Ouch, but also, ha ha
This op-ed (a legit one, not like the one we vented out earlier) riffs on the November 4 Wall Street Journal article about how deathcare professionals are “putting the fun in funerals.” The article explored all the fabulous and innovative ways you’re making mortality less morbid. WSJ’s research included crashing the NFDA Convention in Baltimore last month and reporting on Gail Rubin’s wonderful “Before I Die” festivals. The article isn’t terrible, though; after all, it IS the Journal. And as the comments on the article show, it was fairly well received. Back to the op-ed, though. This guy manages to be hilarious while at the same time poking sneakily sharp little barbs at deathcare, as in:
- “I can handle a funeral sanctioned by the Board of Funeral Directors and Embalmers, but not one sanctioned by the Board of Ouija.”

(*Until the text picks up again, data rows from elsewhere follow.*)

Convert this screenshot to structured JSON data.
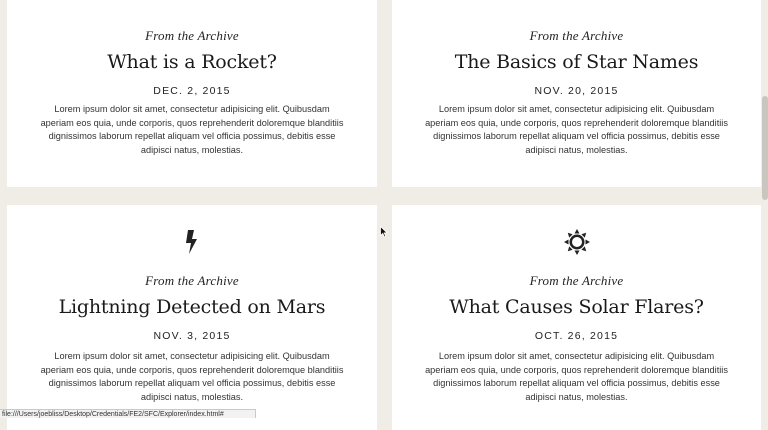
{
  "cards": [
    {
      "icon": "rocket-icon",
      "kicker": "From the Archive",
      "title": "What is a Rocket?",
      "date": "DEC. 2, 2015",
      "body": "Lorem ipsum dolor sit amet, consectetur adipisicing elit. Quibusdam aperiam eos quia, unde corporis, quos reprehenderit doloremque blanditiis dignissimos laborum repellat aliquam vel officia possimus, debitis esse adipisci natus, molestias."
    },
    {
      "icon": "star-badge-icon",
      "kicker": "From the Archive",
      "title": "The Basics of Star Names",
      "date": "NOV. 20, 2015",
      "body": "Lorem ipsum dolor sit amet, consectetur adipisicing elit. Quibusdam aperiam eos quia, unde corporis, quos reprehenderit doloremque blanditiis dignissimos laborum repellat aliquam vel officia possimus, debitis esse adipisci natus, molestias."
    },
    {
      "icon": "lightning-bolt-icon",
      "kicker": "From the Archive",
      "title": "Lightning Detected on Mars",
      "date": "NOV. 3, 2015",
      "body": "Lorem ipsum dolor sit amet, consectetur adipisicing elit. Quibusdam aperiam eos quia, unde corporis, quos reprehenderit doloremque blanditiis dignissimos laborum repellat aliquam vel officia possimus, debitis esse adipisci natus, molestias."
    },
    {
      "icon": "sun-icon",
      "kicker": "From the Archive",
      "title": "What Causes Solar Flares?",
      "date": "OCT. 26, 2015",
      "body": "Lorem ipsum dolor sit amet, consectetur adipisicing elit. Quibusdam aperiam eos quia, unde corporis, quos reprehenderit doloremque blanditiis dignissimos laborum repellat aliquam vel officia possimus, debitis esse adipisci natus, molestias."
    }
  ],
  "status_bar": {
    "url": "file:///Users/joebliss/Desktop/Credentials/FE2/SFC/Explorer/index.html#"
  },
  "colors": {
    "page_background": "#efede6",
    "card_background": "#ffffff",
    "text": "#222222"
  }
}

- “Whacking a piñata filled with organs some bozo failed to donate to medical science? Let’s not and say we did.”
- “One of the wildest innovations is ‘living funerals.’ [ …] You can witness the lavish proceedings without having an ‘out-of-body’ experience, just an ‘out-of-disposable-income’ experience.”
- “A ‘living funeral’ is like the ‘air guitar’ of shuffling off this mortal coil, except the groupies are all hanging around the undertaker, who is raking in extra dough.”
- “This is a brilliant way to get consumers to pay for a service twice.”
Nope, that last one wasn’t funny at all.